A collection of books and exhibition catalogues relating chiefly to Canadian painting – from Confederation in 1867 to 1939 – covering the period beginning with the Anglo-Canadian and Quebecois artists who were primarily influenced by British and French models respectively, through to the expression of distinctively Canadian identities in painting with the Group of Seven and their contemporaries from the 1910s onwards. The collection reflects the concentration of Canadian art at the time on landscape and urban scenes that defined emerging ideas visualising Canada as a new nation, as well as Canadian artists' connections with Britain, Europe and America.
The collection was donated to the Paul Mellon Centre in 2018.

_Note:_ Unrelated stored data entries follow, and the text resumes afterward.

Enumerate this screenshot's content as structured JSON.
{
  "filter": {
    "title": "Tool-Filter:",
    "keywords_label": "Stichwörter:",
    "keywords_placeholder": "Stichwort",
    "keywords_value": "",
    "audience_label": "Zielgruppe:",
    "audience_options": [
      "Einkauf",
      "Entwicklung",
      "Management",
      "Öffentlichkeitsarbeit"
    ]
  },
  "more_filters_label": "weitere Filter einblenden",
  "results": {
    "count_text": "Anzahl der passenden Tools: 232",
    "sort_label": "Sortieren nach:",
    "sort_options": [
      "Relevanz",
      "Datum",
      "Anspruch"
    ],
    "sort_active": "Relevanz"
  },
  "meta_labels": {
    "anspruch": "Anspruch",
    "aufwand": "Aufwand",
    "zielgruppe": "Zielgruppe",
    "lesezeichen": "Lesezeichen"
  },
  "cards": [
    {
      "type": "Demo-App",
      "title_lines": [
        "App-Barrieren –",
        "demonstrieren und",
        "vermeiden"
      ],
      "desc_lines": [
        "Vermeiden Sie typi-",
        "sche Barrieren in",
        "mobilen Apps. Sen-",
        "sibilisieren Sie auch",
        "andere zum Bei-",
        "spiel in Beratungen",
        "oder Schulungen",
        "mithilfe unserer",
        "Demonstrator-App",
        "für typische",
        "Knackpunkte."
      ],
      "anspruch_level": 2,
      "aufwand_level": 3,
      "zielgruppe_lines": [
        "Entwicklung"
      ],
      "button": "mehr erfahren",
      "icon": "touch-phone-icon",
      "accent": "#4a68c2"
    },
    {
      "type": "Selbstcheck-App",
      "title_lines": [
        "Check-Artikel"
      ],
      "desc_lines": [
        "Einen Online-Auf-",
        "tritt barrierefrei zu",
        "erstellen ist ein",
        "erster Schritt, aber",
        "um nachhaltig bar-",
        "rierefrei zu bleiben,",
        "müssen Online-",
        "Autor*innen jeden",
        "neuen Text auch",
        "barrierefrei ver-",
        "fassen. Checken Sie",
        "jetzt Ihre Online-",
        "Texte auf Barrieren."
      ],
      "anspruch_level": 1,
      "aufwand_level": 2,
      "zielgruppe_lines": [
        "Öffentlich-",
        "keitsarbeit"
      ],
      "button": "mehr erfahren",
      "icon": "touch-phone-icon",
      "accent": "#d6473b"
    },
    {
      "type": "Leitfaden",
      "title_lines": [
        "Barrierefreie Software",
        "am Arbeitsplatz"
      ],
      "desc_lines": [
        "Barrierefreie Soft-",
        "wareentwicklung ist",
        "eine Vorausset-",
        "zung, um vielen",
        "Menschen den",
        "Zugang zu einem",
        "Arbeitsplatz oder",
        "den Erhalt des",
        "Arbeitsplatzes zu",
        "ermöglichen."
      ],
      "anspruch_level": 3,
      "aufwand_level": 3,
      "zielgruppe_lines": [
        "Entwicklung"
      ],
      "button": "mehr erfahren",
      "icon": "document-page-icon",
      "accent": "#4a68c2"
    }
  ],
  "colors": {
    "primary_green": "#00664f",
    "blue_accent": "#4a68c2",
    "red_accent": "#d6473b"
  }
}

Michael John Howard Liversidge FSA (1947–2021) worked as a research assistant for the Paul Mellon Foundation in London (1969–70) before joining the University of Bristol where he taught art history from 1970 until 2006, specialising mainly in British art, architecture and designed landscapes; in 2006 he became emeritus dean of arts. He was a visiting resident fellow at the Yale Center for British Art in 1978, and held visiting appointments in art history at Queens University, Kingston, Ontario in 1971, 1972 and 1975. In 2018 he was elected visiting professor in art history at the University of Buckingham.